Not to mention that there are competing sentencing goals that are recognized by the SRA that would counsel against rigid adherence to a real offense system. The Court’s discussion of relevant conduct cast in light of uniformity concerns glosses over the fundamental incompatibility of Blakely and relevant conduct, in my view.


Wednesday, January 12, 2005

Guidelines Suffer Technical Knockout - May Live To See Another Day

Here's some old news - the Supreme Court ruled today that Blakely applies to the guidelines. The remedy appears to be making the guidelines advisory, subject to appeal based on a "reasonableness" standard.

I just got my first look at the opinion(s), which you can access here. I reserve the right to correct my characterization if I made a mistake.

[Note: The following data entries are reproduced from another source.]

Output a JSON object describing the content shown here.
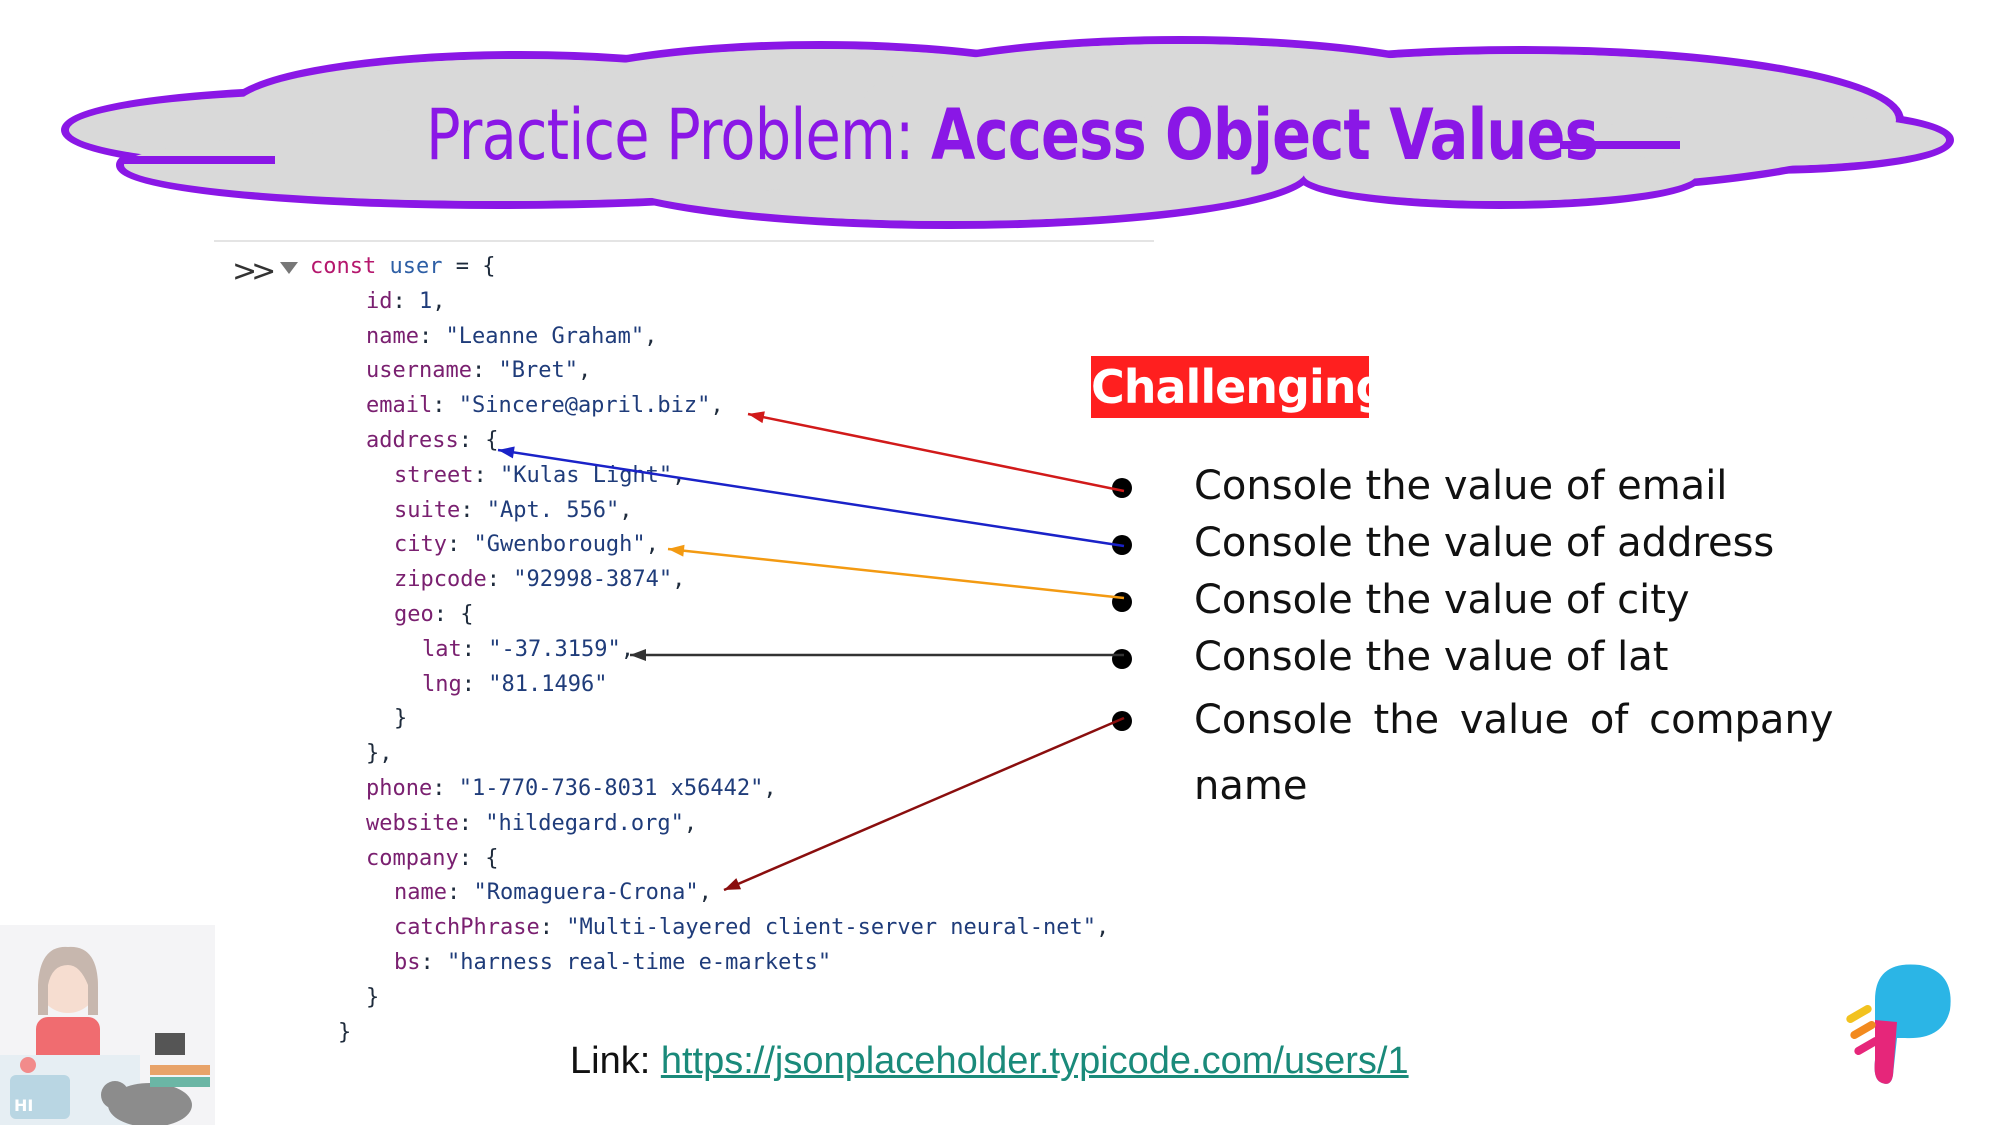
{
  "title": {
    "prefix": "Practice Problem: ",
    "main": "Access Object Values"
  },
  "badge": "Challenging",
  "code_lines": [
    {
      "parts": [
        {
          "t": "const ",
          "c": "kw"
        },
        {
          "t": "user",
          "c": "var"
        },
        {
          "t": " = {",
          "c": ""
        }
      ]
    },
    {
      "parts": [
        {
          "t": "id",
          "c": "key"
        },
        {
          "t": ": ",
          "c": ""
        },
        {
          "t": "1",
          "c": "num"
        },
        {
          "t": ",",
          "c": ""
        }
      ]
    },
    {
      "parts": [
        {
          "t": "name",
          "c": "key"
        },
        {
          "t": ": ",
          "c": ""
        },
        {
          "t": "\"Leanne Graham\"",
          "c": "str"
        },
        {
          "t": ",",
          "c": ""
        }
      ]
    },
    {
      "parts": [
        {
          "t": "username",
          "c": "key"
        },
        {
          "t": ": ",
          "c": ""
        },
        {
          "t": "\"Bret\"",
          "c": "str"
        },
        {
          "t": ",",
          "c": ""
        }
      ]
    },
    {
      "parts": [
        {
          "t": "email",
          "c": "key"
        },
        {
          "t": ": ",
          "c": ""
        },
        {
          "t": "\"Sincere@april.biz\"",
          "c": "str"
        },
        {
          "t": ",",
          "c": ""
        }
      ]
    },
    {
      "parts": [
        {
          "t": "address",
          "c": "key"
        },
        {
          "t": ": {",
          "c": ""
        }
      ]
    },
    {
      "parts": [
        {
          "t": "street",
          "c": "key"
        },
        {
          "t": ": ",
          "c": ""
        },
        {
          "t": "\"Kulas Light\"",
          "c": "str"
        },
        {
          "t": ",",
          "c": ""
        }
      ]
    },
    {
      "parts": [
        {
          "t": "suite",
          "c": "key"
        },
        {
          "t": ": ",
          "c": ""
        },
        {
          "t": "\"Apt. 556\"",
          "c": "str"
        },
        {
          "t": ",",
          "c": ""
        }
      ]
    },
    {
      "parts": [
        {
          "t": "city",
          "c": "key"
        },
        {
          "t": ": ",
          "c": ""
        },
        {
          "t": "\"Gwenborough\"",
          "c": "str"
        },
        {
          "t": ",",
          "c": ""
        }
      ]
    },
    {
      "parts": [
        {
          "t": "zipcode",
          "c": "key"
        },
        {
          "t": ": ",
          "c": ""
        },
        {
          "t": "\"92998-3874\"",
          "c": "str"
        },
        {
          "t": ",",
          "c": ""
        }
      ]
    },
    {
      "parts": [
        {
          "t": "geo",
          "c": "key"
        },
        {
          "t": ": {",
          "c": ""
        }
      ]
    },
    {
      "parts": [
        {
          "t": "lat",
          "c": "key"
        },
        {
          "t": ": ",
          "c": ""
        },
        {
          "t": "\"-37.3159\"",
          "c": "str"
        },
        {
          "t": ",",
          "c": ""
        }
      ]
    },
    {
      "parts": [
        {
          "t": "lng",
          "c": "key"
        },
        {
          "t": ": ",
          "c": ""
        },
        {
          "t": "\"81.1496\"",
          "c": "str"
        }
      ]
    },
    {
      "parts": [
        {
          "t": "}",
          "c": ""
        }
      ]
    },
    {
      "parts": [
        {
          "t": "},",
          "c": ""
        }
      ]
    },
    {
      "parts": [
        {
          "t": "phone",
          "c": "key"
        },
        {
          "t": ": ",
          "c": ""
        },
        {
          "t": "\"1-770-736-8031 x56442\"",
          "c": "str"
        },
        {
          "t": ",",
          "c": ""
        }
      ]
    },
    {
      "parts": [
        {
          "t": "website",
          "c": "key"
        },
        {
          "t": ": ",
          "c": ""
        },
        {
          "t": "\"hildegard.org\"",
          "c": "str"
        },
        {
          "t": ",",
          "c": ""
        }
      ]
    },
    {
      "parts": [
        {
          "t": "company",
          "c": "key"
        },
        {
          "t": ": {",
          "c": ""
        }
      ]
    },
    {
      "parts": [
        {
          "t": "name",
          "c": "key"
        },
        {
          "t": ": ",
          "c": ""
        },
        {
          "t": "\"Romaguera-Crona\"",
          "c": "str"
        },
        {
          "t": ",",
          "c": ""
        }
      ]
    },
    {
      "parts": [
        {
          "t": "catchPhrase",
          "c": "key"
        },
        {
          "t": ": ",
          "c": ""
        },
        {
          "t": "\"Multi-layered client-server neural-net\"",
          "c": "str"
        },
        {
          "t": ",",
          "c": ""
        }
      ]
    },
    {
      "parts": [
        {
          "t": "bs",
          "c": "key"
        },
        {
          "t": ": ",
          "c": ""
        },
        {
          "t": "\"harness real-time e-markets\"",
          "c": "str"
        }
      ]
    },
    {
      "parts": [
        {
          "t": "}",
          "c": ""
        }
      ]
    },
    {
      "parts": [
        {
          "t": "}",
          "c": ""
        }
      ]
    }
  ],
  "tasks": [
    {
      "text": "Console the value of email",
      "arrow_color": "#d11a1a"
    },
    {
      "text": "Console the value of address",
      "arrow_color": "#1a22c8"
    },
    {
      "text": "Console the value of city",
      "arrow_color": "#f39a12"
    },
    {
      "text": "Console the value of lat",
      "arrow_color": "#333333"
    },
    {
      "text": "Console the value of company name",
      "arrow_color": "#8a0e0e"
    }
  ],
  "link": {
    "label": "Link: ",
    "url": "https://jsonplaceholder.typicode.com/users/1"
  },
  "colors": {
    "title_purple": "#8a17e6",
    "cloud_fill": "#d9d9d9",
    "badge_red": "#ff1f1f"
  }
}
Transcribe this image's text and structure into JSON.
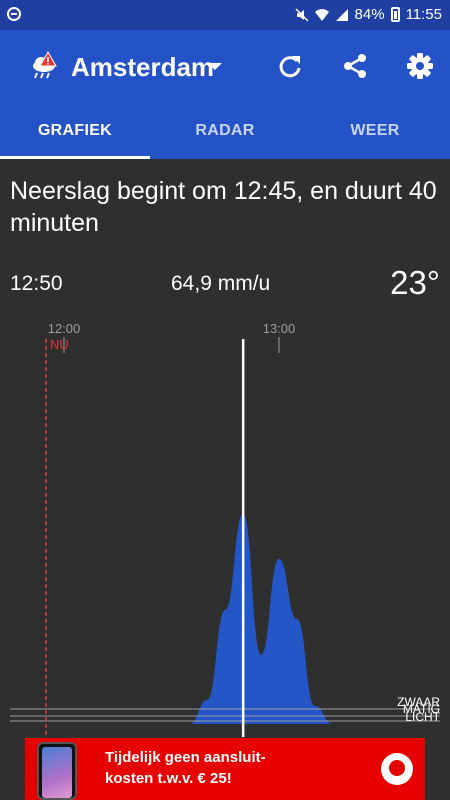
{
  "status_bar": {
    "battery": "84%",
    "time": "11:55"
  },
  "app_bar": {
    "city": "Amsterdam",
    "icons": [
      "weather-warning-icon",
      "refresh-icon",
      "share-icon",
      "settings-icon"
    ]
  },
  "tabs": [
    {
      "label": "GRAFIEK",
      "active": true
    },
    {
      "label": "RADAR",
      "active": false
    },
    {
      "label": "WEER",
      "active": false
    }
  ],
  "forecast": {
    "headline": "Neerslag begint om 12:45, en duurt 40 minuten",
    "cursor_time": "12:50",
    "cursor_rate": "64,9 mm/u",
    "temperature": "23°"
  },
  "chart_data": {
    "type": "area",
    "x_tick_labels": [
      "12:00",
      "13:00"
    ],
    "now_label": "NU",
    "intensity_labels": [
      "ZWAAR",
      "MATIG",
      "LICHT"
    ],
    "x": [
      "12:00",
      "12:05",
      "12:10",
      "12:15",
      "12:20",
      "12:25",
      "12:30",
      "12:35",
      "12:40",
      "12:45",
      "12:50",
      "12:55",
      "13:00",
      "13:05",
      "13:10",
      "13:15",
      "13:20"
    ],
    "y": [
      0,
      0,
      0,
      0,
      0,
      0,
      0,
      0,
      8,
      38,
      70,
      23,
      55,
      35,
      6,
      0,
      0
    ],
    "colors": {
      "fill": "#2456c8",
      "now_line": "#e53935",
      "cursor": "#ffffff",
      "grid": "#9e9e9e"
    }
  },
  "ad": {
    "line1": "Tijdelijk geen aansluit-",
    "line2": "kosten t.w.v. € 25!"
  }
}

More to follow later tonight...

5 hours and counting?

Well, in 5 hours I'll be on a plane to Ft. Lauderdale. The Supreme Court will announce any new decisions tomorrow at 10 am. So my prediction, based solely on my travel schedule, is that Booker and Fanfan will be decided tomorrow, as my plane takes off.

Details to follow, if I'm right, after I land in FLL.

Tuesday, January 11, 2005

No Decision Today

Still no decision. The next possible day for a decision is tomorrow. That and you might even get that pony you wanted for your birthday.